Her gaze traveled from the ceiling down the wall, then took in the person sitting by her bedside. Before she could fully register who it was, a voice said, “Oh! You’re awake!”
The voice was Hashiba’s. Saeko recognized the clothes he was wearing; just as before, he had on a long-sleeved shirt with the sleeves rolled up to the elbows. He was close enough that Saeko could see the hairs of his muscular forearms wavering in the fluorescent light.
An image of the last thing she had seen before losing consciousness flashed through Saeko’s mind.
She had felt the ground lurch upwards, and the entire room had rocked in a wave-like motion, causing the objects on the table to slide off the edge and tumble through space. The cameramen had crouched down, shielding their expensive equipment, and Torii had slid to safety under the table, facing upwards the whole time, like a gymnast executing a back hip circle. Only the unlucky Saeko was left standing next to a cabinet, and as she’d reached for it for support, the cabinet itself began to pitch forwards just before her fingers reached it, sending a ceramic vessel on the top crashing down on Saeko’s head.
Hashiba looked overjoyed that Saeko had regained consciousness, and his haggard face flushed with color.
“I’m so glad you’re awake!” He looked almost tearful with relief. Immediately, he hit the call button to summon the nurse. He had been instructed to let the doctors know as soon as Saeko woke up.
It took less than a minute for the nurse to arrive, but as they waited,
Hashiba gave Saeko a quick rundown of how an ambulance had picked her up at the Fujimura residence.
At 3:54 that afternoon, an earthquake with an intensity of between four and five on the Japanese scale had struck the Suwa Lake area. Nobody had been killed, but a number of homes right at the epicenter at Suwa Lake had been damaged. A handful of people who had been unluckily struck by falling objects had been injured, including Saeko. The ambulance had taken her to the Emergency Room at the Ina General Hospital. All together, five people who had been injured in the earthquake had been brought here.
In the ambulance, the paramedics had made sure Saeko’s airway was open so that she could breathe. As soon as they arrived at the hospital, they had hooked her up to an IV, measured her blood pressure, and assessed her breathing. With all of the emergency staff working together, it had taken mere minutes.
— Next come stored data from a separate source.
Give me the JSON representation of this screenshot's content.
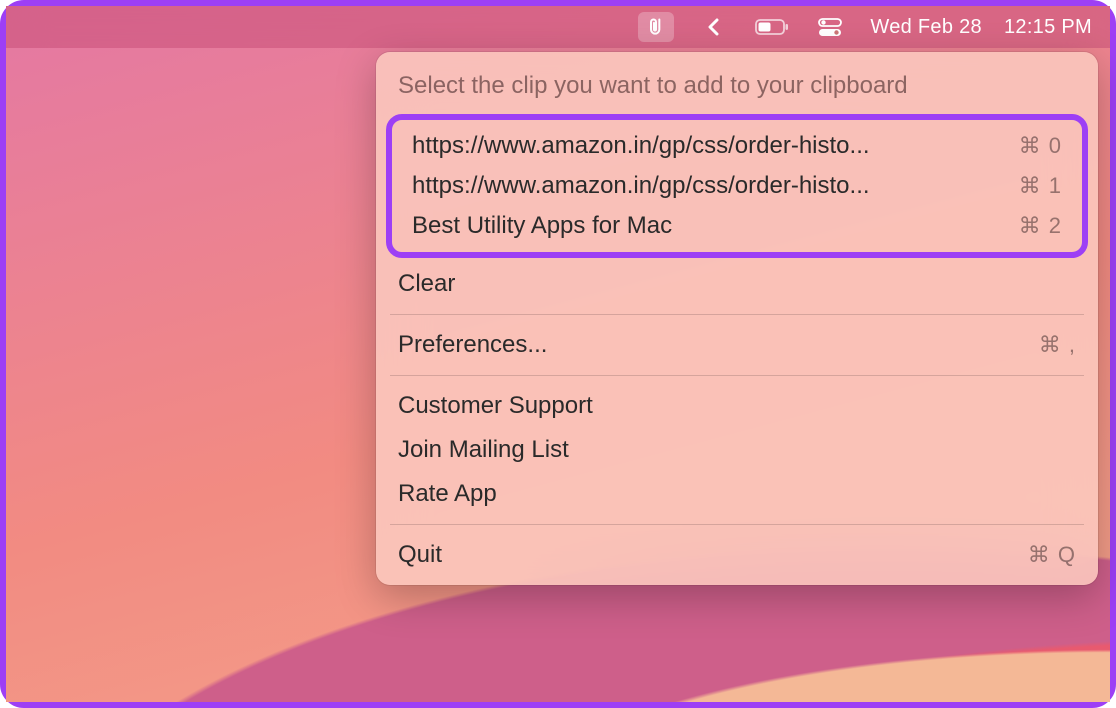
{
  "menubar": {
    "date": "Wed Feb 28",
    "time": "12:15 PM"
  },
  "menu": {
    "header": "Select the clip you want to add to your clipboard",
    "clips": [
      {
        "text": "https://www.amazon.in/gp/css/order-histo...",
        "shortcut": "⌘ 0"
      },
      {
        "text": "https://www.amazon.in/gp/css/order-histo...",
        "shortcut": "⌘ 1"
      },
      {
        "text": "Best Utility Apps for Mac",
        "shortcut": "⌘ 2"
      }
    ],
    "clear": "Clear",
    "preferences": {
      "label": "Preferences...",
      "shortcut": "⌘ ,"
    },
    "customerSupport": "Customer Support",
    "joinMailing": "Join Mailing List",
    "rateApp": "Rate App",
    "quit": {
      "label": "Quit",
      "shortcut": "⌘ Q"
    }
  }
}
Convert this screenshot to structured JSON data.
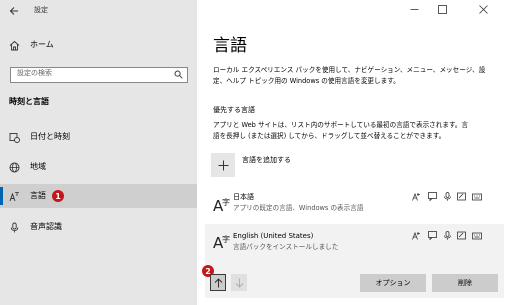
{
  "window": {
    "title": "設定"
  },
  "sidebar": {
    "home": "ホーム",
    "search_placeholder": "設定の検索",
    "section_title": "時刻と言語",
    "items": [
      {
        "label": "日付と時刻"
      },
      {
        "label": "地域"
      },
      {
        "label": "言語",
        "badge": "1"
      },
      {
        "label": "音声認識"
      }
    ]
  },
  "main": {
    "title": "言語",
    "description_line1": "ローカル エクスペリエンス パックを使用して、ナビゲーション、メニュー、メッセージ、設",
    "description_line2": "定、ヘルプ トピック用の Windows の使用言語を変更します。",
    "preferred_heading": "優先する言語",
    "preferred_desc_line1": "アプリと Web サイトは、リスト内のサポートしている最初の言語で表示されます。言",
    "preferred_desc_line2": "語を長押し (または選択) してから、ドラッグして並べ替えることができます。",
    "add_language": "言語を追加する",
    "languages": [
      {
        "name": "日本語",
        "desc": "アプリの既定の言語、Windows の表示言語"
      },
      {
        "name": "English (United States)",
        "desc": "言語パックをインストールしました"
      }
    ],
    "badge2": "2",
    "options_button": "オプション",
    "remove_button": "削除"
  }
}
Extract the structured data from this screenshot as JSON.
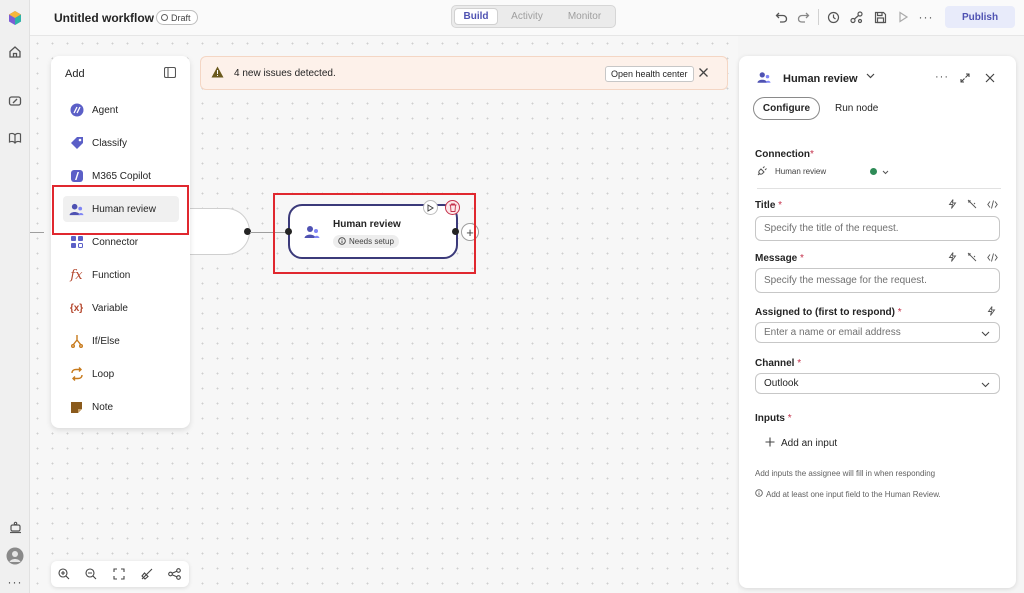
{
  "topbar": {
    "title": "Untitled workflow",
    "draft_label": "Draft",
    "tabs": [
      {
        "label": "Build",
        "active": true
      },
      {
        "label": "Activity",
        "active": false
      },
      {
        "label": "Monitor",
        "active": false
      }
    ],
    "publish_label": "Publish"
  },
  "banner": {
    "text": "4 new issues detected.",
    "button": "Open health center"
  },
  "add_panel": {
    "header": "Add",
    "items": [
      {
        "label": "Agent",
        "icon": "agent-icon"
      },
      {
        "label": "Classify",
        "icon": "classify-icon"
      },
      {
        "label": "M365 Copilot",
        "icon": "copilot-icon"
      },
      {
        "label": "Human review",
        "icon": "human-review-icon",
        "selected": true
      },
      {
        "label": "Connector",
        "icon": "connector-icon"
      },
      {
        "label": "Function",
        "icon": "function-icon"
      },
      {
        "label": "Variable",
        "icon": "variable-icon"
      },
      {
        "label": "If/Else",
        "icon": "if-else-icon"
      },
      {
        "label": "Loop",
        "icon": "loop-icon"
      },
      {
        "label": "Note",
        "icon": "note-icon"
      }
    ]
  },
  "node": {
    "title": "Human review",
    "badge": "Needs setup"
  },
  "panel": {
    "title": "Human review",
    "tabs": {
      "configure": "Configure",
      "run": "Run node"
    },
    "connection": {
      "label": "Connection",
      "value": "Human review"
    },
    "title_field": {
      "label": "Title",
      "placeholder": "Specify the title of the request."
    },
    "message_field": {
      "label": "Message",
      "placeholder": "Specify the message for the request."
    },
    "assigned_field": {
      "label": "Assigned to (first to respond)",
      "placeholder": "Enter a name or email address"
    },
    "channel_field": {
      "label": "Channel",
      "value": "Outlook"
    },
    "inputs": {
      "label": "Inputs",
      "add_label": "Add an input",
      "help": "Add inputs the assignee will fill in when responding",
      "warning": "Add at least one input field to the Human Review."
    }
  },
  "colors": {
    "accent": "#4f52b2",
    "highlight": "#e0282f",
    "banner_bg": "#fdf1ea",
    "status_green": "#2e8b57"
  }
}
They had proceeded to give Saeko a CT scan, and the entire process was finished in just twenty minutes.
The CT scan revealed that there was no lethal damage to her brain. There was some concern over the fact that she had remained unconscious for two hours. The doctors worried that she might show symptoms of subdural hemorrhage or a cerebral contusion and deemed it necessary to monitor her carefully.
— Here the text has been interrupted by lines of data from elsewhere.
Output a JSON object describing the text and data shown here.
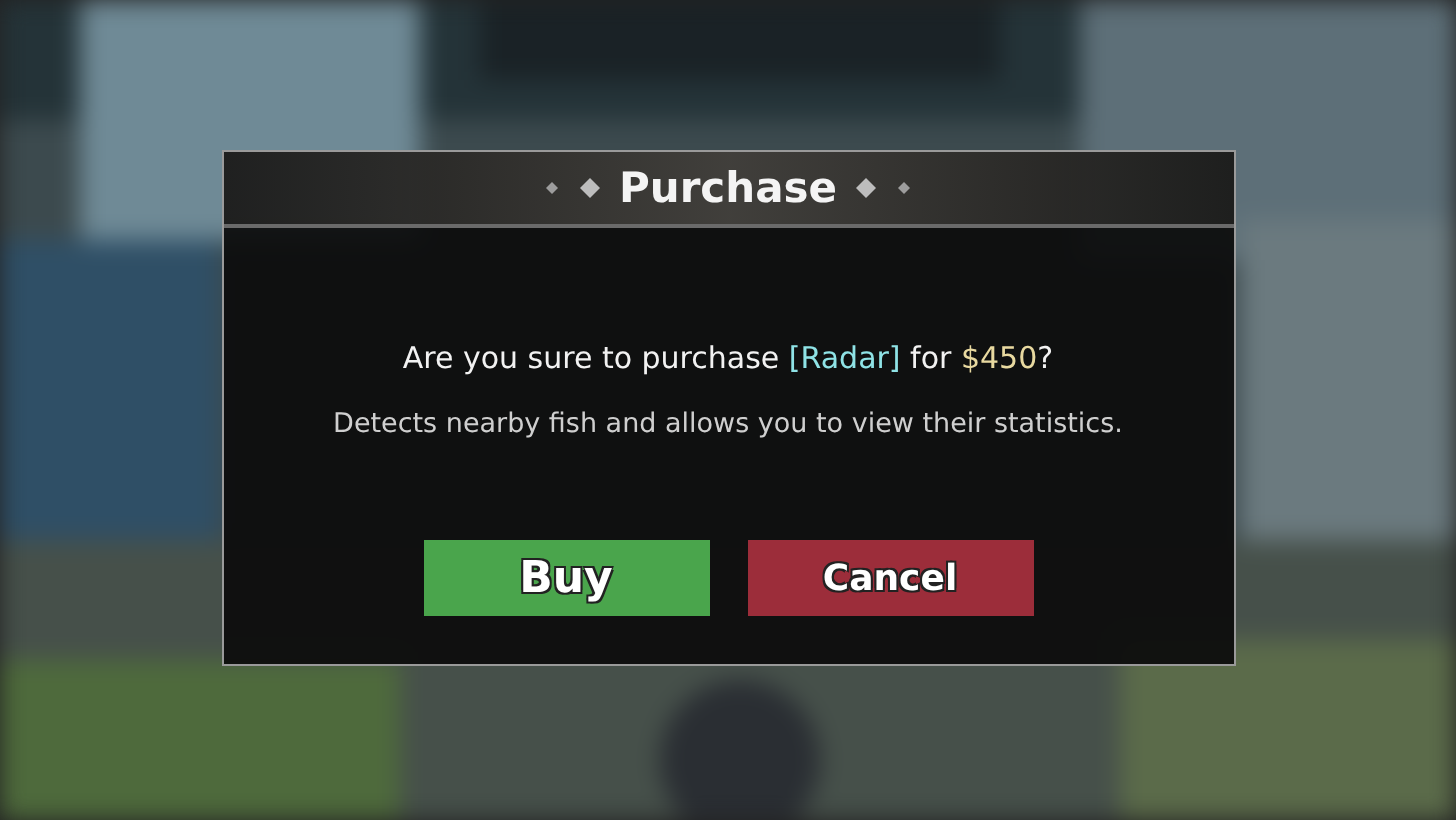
{
  "dialog": {
    "title": "Purchase",
    "question": [
      {
        "text": "Are you sure to purchase ",
        "color": "#f2f2f2"
      },
      {
        "text": "[Radar]",
        "color": "#8fe3e6"
      },
      {
        "text": " for ",
        "color": "#f2f2f2"
      },
      {
        "text": "$450",
        "color": "#e8d9a0"
      },
      {
        "text": "?",
        "color": "#f2f2f2"
      }
    ],
    "description": "Detects nearby fish and allows you to view their statistics.",
    "buttons": [
      {
        "label": "Buy",
        "kind": "confirm"
      },
      {
        "label": "Cancel",
        "kind": "cancel"
      }
    ]
  }
}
Saeko had been moved into one of the standard hospital rooms, with a curtain that screened off her bed from the other bed. Her breath and heart rate were being recorded by a monitor next to the bed, but she couldn’t read the display from where she lay.
The nurse called in Saeko’s doctor, and Hashiba stood up quickly to make room. The doctor checked the numbers on the monitor and asked Saeko various questions. He seemed satisfied by her responses.